I've been in the same boat but I'm
Starting to realise that Adec is the best offer by far. Id say from my research the others would be enough to save a bit but they aren't that great! International schools in china are offering more than that and the cost of living is lower! I'm nervous of the uncertainties of Adec too though


----------



## Nadia25 (May 10, 2013)

*abu dhabi*

Ur right about adec offering the best pay...but not sure about the working conditions. 2 year contract seems long for not being sure where ur going to be located. I rather know where I'm going to be at gore I sign up for 2 years. I have already taught I'm Asia so want to try something different. Not sure what to do....


----------



## irishgirl86 (Apr 21, 2013)

Ye I'm exactly like you, don't want to end up somewhere I hate and worried about al gharbia, the thing is though that the dip in pay is a lot, I've been looking into it and am checking the best offers for private schools and one or two that pay best have awful reviews. The good thing with Adec is you can leave within 6 months and you don't get the ban as its probation, then you can also leave after a year and you just loose summer pay, no ban as well I think!

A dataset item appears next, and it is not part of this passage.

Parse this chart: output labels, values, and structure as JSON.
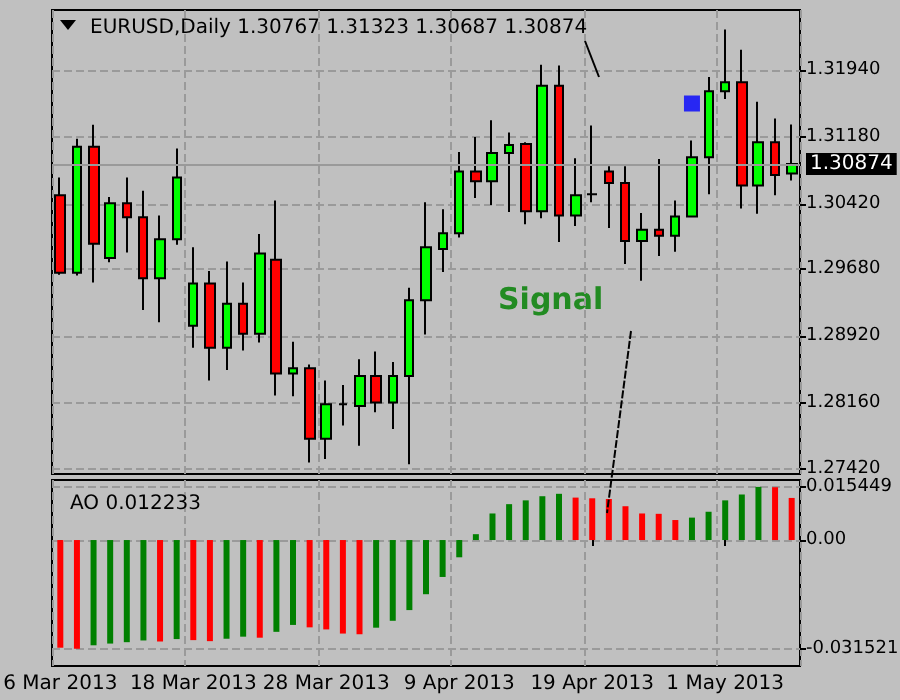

I'm considering just taking the risk!


----------



## Nadia25 (May 10, 2013)

I'm all about taking risks but this is a lot to invest, as in I do not want to break s contract. Doesn't look good and reference letters are important. The pay for Adec is so high because you must takein to consideration the amount of work and stress involved in public school teaching. Plus you must befflexible to live anywhere, so no choice over that. You have to wonder why they pay so well. I think u can leave adec after one year but u need to pay back some of relo cation allowance plus you don't get the bonus. I doubt you can leave after 6 moths. Do u have any interview coming up?


----------



## irishgirl86 (Apr 21, 2013)

Yeah I did interview and I've enquired about the contract and the agency informed me that there's 6 months probation period in which you can leave once you let them know etc. she said its due to all the unknowns of the job that they allow it. With private or international schools they ban you If you break the 2 yrs. all in all I am of same mindset as you as I've seen a million forums reviews etc but there's a lot of variables plus I've a friend there that says its tough work but hes staying another year and enjoys the lifestyle etc. l


----------